Après s'être concentrée sur l'Irak, la coalition – rejointe par des dizaines de pays arabes et occidentaux – a décidé d’étendre son rayon d'action au territoire syrien, visant les positions de l’organisation Etat islamique, mais aussi, à deux reprises, celles du Front al-Nosra.
Quel bilan tirer de ces opérations ? Il a fallu de longues semaines avant de constater les premiers effets de ces frappes aériennes sur le terrain. Dans un premier temps, l'organisation Etat islamique a semblé ne pas en souffrir, et a continué sa progression en Irak comme en Syrie. Mais peu à peu, les frappes ont joué un rôle de plus en plus décisif : d'abord autour du barrage de Mossoul, repris par les peshmergas à l’organisation islamiste, puis plus récemment autour de la ville de Kobane.
« Dans une première phase, Daesh (l’EI) a surpris un peu tout le monde, et la coalition a mis un peu de temps à s’organiser, explique le général Dominique Trinquand, ancien chef de la mission militaire française auprès des Nations unies. Mais aujourd’hui, Daesh est au moins contrée efficacement, aussi bien en Syrie qu’en Irak. Cela ne veut pas dire la destruction et l’arrêt complet de Daesh, mais au moins la limitation de ses actions ».
Faiblesse de l’armée irakienne
De l'avis de nombreux observateurs, les frappes aériennes menées par les Etats-Unis et leurs alliés ont donc atteint leur premier objectif : stopper la progression de l’organisation Etat islamique, en Irak mais aussi autour de la ville de Kobane. Cependant, l’organisation continue de se renforcer sur les territoires qu'elle contrôle – en Irak comme en Syrie –, et elle bénéficie, du fait de ces frappes aériennes, d'un prestige accru au sein de la nébuleuse jihadiste.

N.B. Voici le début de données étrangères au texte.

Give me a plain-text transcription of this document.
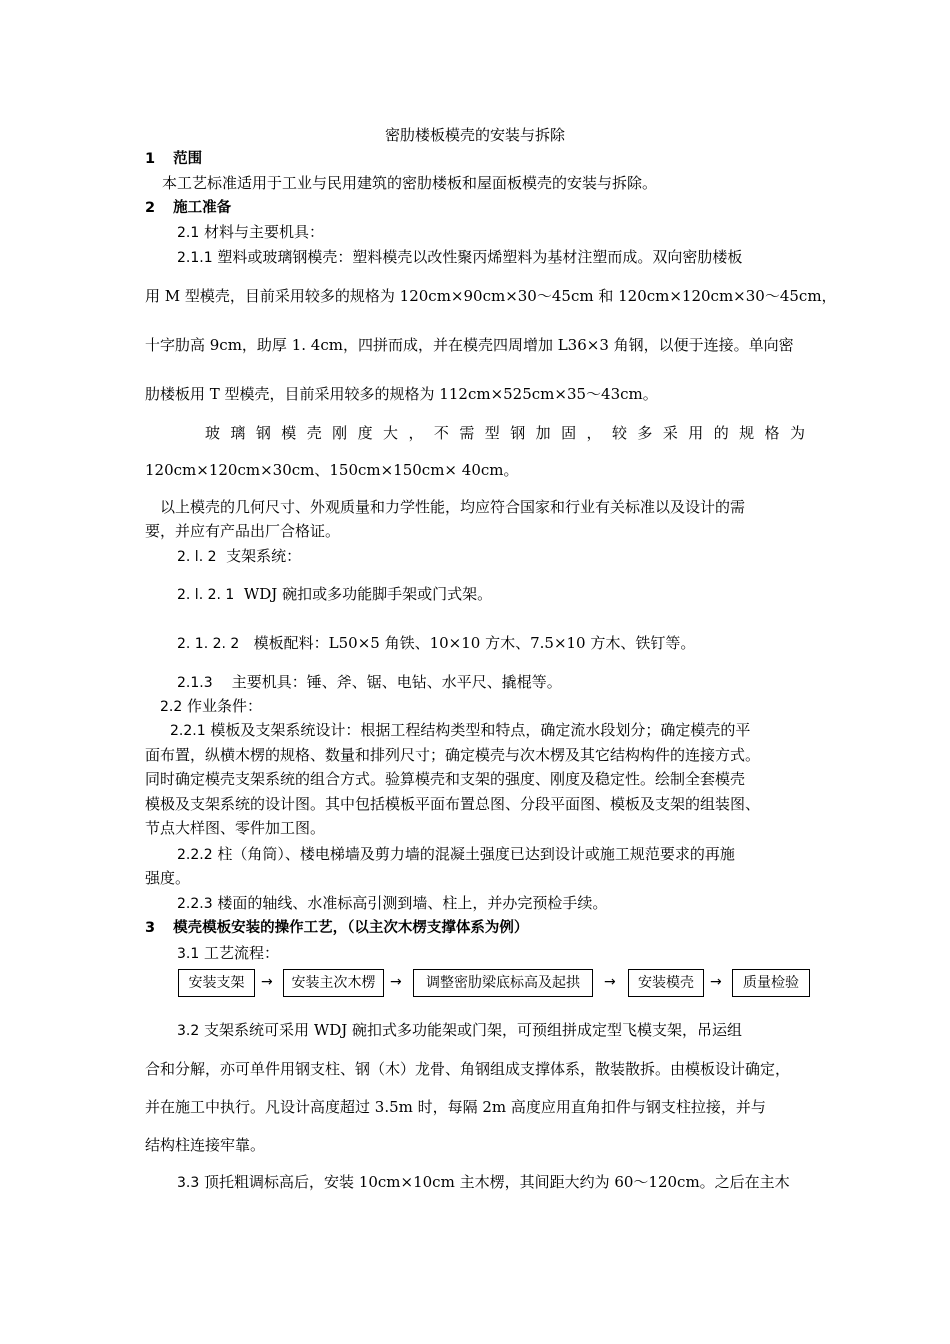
密肋楼板模壳的安装与拆除
1 范围
本工艺标准适用于工业与民用建筑的密肋楼板和屋面板模壳的安装与拆除。
2 施工准备
2.1 材料与主要机具：
2.1.1 塑料或玻璃钢模壳：塑料模壳以改性聚丙烯塑料为基材注塑而成。双向密肋楼板
用 M 型模壳，目前采用较多的规格为 120cm×90cm×30～45cm 和 120cm×120cm×30～45cm，
十字肋高 9cm，助厚 1. 4cm，四拼而成，并在模壳四周增加 L36×3 角钢，以便于连接。单向密
肋楼板用 T 型模壳，目前采用较多的规格为 112cm×525cm×35～43cm。
玻 璃 钢 模 壳 刚 度 大 ， 不 需 型 钢 加 固 ， 较 多 采 用 的 规 格 为
120cm×120cm×30cm、150cm×150cm× 40cm。
以上模壳的几何尺寸、外观质量和力学性能，均应符合国家和行业有关标准以及设计的需
要，并应有产品出厂合格证。
2. l. 2 支架系统：
2. l. 2. 1 WDJ 碗扣或多功能脚手架或门式架。
2. 1. 2. 2 模板配料：L50×5 角铁、10×10 方木、7.5×10 方木、铁钉等。
2.1.3 主要机具：锤、斧、锯、电钻、水平尺、撬棍等。
2.2 作业条件：
2.2.1 模板及支架系统设计：根据工程结构类型和特点，确定流水段划分；确定模壳的平
面布置，纵横木楞的规格、数量和排列尺寸；确定模壳与次木楞及其它结构构件的连接方式。
同时确定模壳支架系统的组合方式。验算模壳和支架的强度、刚度及稳定性。绘制全套模壳
模极及支架系统的设计图。其中包括模板平面布置总图、分段平面图、模板及支架的组装图、
节点大样图、零件加工图。
2.2.2 柱（角筒）、楼电梯墙及剪力墙的混凝土强度已达到设计或施工规范要求的再施
强度。
2.2.3 楼面的轴线、水准标高引测到墙、柱上，并办完预检手续。
3 模壳模板安装的操作工艺，（以主次木楞支撑体系为例）
3.1 工艺流程：
安装支架	→	安装主次木楞	→	调整密肋梁底标高及起拱	→	安装模壳	→	质量检验
3.2 支架系统可采用 WDJ 碗扣式多功能架或门架，可预组拼成定型飞模支架，吊运组
合和分解，亦可单件用钢支柱、钢（木）龙骨、角钢组成支撑体系，散装散拆。由模板设计确定，
并在施工中执行。凡设计高度超过 3.5m 时，每隔 2m 高度应用直角扣件与钢支柱拉接，并与
结构柱连接牢靠。
3.3 顶托粗调标高后，安装 10cm×10cm 主木楞，其间距大约为 60～120cm。之后在主木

Autres écueils insurmontables à court terme : la faiblesse de l'armée irakienne, et le déclin semble-t-il inexorable de la rébellion syrienne modérée. « L’essentiel est, une fois les forces contenues, de pouvoir avoir des forces au sol qui puissent les détruire, avance le général Trinquand. Cela va prendre du temps, car il n’y a pas assez de monde actuellement sur le terrain pour vaincre Daesh, et l’armée irakienne a besoin de se reconstruire entièrement. » La coalition refusant toute idée d'intervention au sol, il lui sera très difficile, avec ces alliés affaiblis, d'atteindre son deuxième objectif : celui d'un anéantissement complet de l'organisation Etat islamique.
Civils tués
Au-delà de ces tendances globales, quelle est plus précisément la situation à al-Anbar, la plus grande région d’Irak – celle où la rébellion sunnite a pris les armes en janvier dernier ? Trois mois après le début des frappes, la région est toujours contrôlée à 85% par l’organisation de l’Etat islamique et les tribus rebelles, rapporte la correspondante de RFI à Amman, Angélique Férat. Pour ces tribus, les frappes aériennes ne changent rien à l’affaire : leur but est toujours de défaire le régime irakien actuel.

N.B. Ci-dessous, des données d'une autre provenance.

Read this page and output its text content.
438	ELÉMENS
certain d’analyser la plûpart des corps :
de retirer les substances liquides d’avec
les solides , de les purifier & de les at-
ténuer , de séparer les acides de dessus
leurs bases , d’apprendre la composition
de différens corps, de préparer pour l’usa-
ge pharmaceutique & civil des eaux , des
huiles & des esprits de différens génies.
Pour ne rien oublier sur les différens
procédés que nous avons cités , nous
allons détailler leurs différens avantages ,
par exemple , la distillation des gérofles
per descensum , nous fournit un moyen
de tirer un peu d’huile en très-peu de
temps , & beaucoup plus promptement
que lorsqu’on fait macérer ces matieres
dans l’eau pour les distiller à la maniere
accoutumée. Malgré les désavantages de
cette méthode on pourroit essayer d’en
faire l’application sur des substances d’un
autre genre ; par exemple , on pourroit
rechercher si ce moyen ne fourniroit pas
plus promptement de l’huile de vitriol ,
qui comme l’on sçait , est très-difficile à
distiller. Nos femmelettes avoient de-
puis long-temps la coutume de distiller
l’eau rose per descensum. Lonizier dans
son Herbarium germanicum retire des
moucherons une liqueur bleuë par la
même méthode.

Les frappes sont inefficaces, assure le cheikh Ahmed al-Shaim de Ramadi : « Depuis 9 mois, 85 000 personnes ont été tuées. Depuis le début des frappes aériennes par la coalition internationale, 3000 personnes sont mortes. Mais la plupart de ces gens sont des civils, des gens non armés. Peut-être qu’au grand maximum 3% de tous ces morts sont des combattants de Daesh ou des tribus ».

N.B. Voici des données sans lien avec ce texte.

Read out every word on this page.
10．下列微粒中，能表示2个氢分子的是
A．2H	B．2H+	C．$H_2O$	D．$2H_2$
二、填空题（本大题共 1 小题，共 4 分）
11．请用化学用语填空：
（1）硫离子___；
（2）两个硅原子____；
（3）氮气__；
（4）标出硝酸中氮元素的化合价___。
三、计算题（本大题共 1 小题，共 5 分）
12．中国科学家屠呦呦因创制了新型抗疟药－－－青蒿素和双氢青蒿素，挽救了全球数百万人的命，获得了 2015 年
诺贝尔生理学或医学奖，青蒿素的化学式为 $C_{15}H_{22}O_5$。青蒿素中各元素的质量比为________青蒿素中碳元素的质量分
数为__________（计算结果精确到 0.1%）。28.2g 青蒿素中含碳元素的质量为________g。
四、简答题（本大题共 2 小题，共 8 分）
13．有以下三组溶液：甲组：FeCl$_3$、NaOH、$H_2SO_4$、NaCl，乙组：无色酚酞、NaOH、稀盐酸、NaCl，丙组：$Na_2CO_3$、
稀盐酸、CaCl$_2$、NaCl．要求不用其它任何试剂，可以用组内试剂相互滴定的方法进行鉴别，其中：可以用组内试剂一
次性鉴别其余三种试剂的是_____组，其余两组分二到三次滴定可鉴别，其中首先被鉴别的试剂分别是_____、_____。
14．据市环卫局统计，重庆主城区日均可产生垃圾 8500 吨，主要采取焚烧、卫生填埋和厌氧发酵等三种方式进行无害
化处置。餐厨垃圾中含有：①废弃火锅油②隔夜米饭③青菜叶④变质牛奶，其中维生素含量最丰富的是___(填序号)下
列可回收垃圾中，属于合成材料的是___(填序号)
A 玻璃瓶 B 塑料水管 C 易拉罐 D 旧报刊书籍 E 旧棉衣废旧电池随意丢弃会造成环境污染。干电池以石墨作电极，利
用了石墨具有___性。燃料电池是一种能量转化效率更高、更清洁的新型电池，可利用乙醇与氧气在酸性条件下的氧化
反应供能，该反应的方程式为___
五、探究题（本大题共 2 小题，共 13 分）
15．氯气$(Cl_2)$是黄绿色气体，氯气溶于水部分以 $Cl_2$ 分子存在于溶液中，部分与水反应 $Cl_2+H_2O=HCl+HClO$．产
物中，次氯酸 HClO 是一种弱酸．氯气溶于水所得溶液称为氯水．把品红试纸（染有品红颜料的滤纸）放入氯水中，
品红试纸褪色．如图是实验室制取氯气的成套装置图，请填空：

Sous la pression de Washington, un gouvernement dit « d’unité nationale » a été formé à Bagdad. Il s’agissait de donner un signe positif aux sunnites. Mais pour Abdelkader al-Naime, l’un d’eux, le constat est clair : le nouveau premier ministre Haïdar al-Abadi est l’homme de l’Iran. « Il est apparu avec le chef iranien des Brigades de Jérusalem : c’est la preuve que le premier ministre est l’homme de l’Iran. Comment peut-on faire confiance en cet homme ? Il n’a rien fait pour nous prouver sa bonne volonté ou son envie de trouver une solution à la crise. Il s’est montré avec ce responsable iranien, côte à côte sur le champ de bataille, entouré des milices chiites ».
Les tribus d’al-Anbar font toutes le même commentaire : « Il suffirait que le gouvernement irakien nous donne ce qu’on a demandé en manifestant pendant toute une année : la fin de la discrimination envers les sunnites, et la libération de 800 000 prisonniers condamnés à tort ». Depuis le début de l’année, 1.8 million de personnes ont été déplacées par les combats en Irak.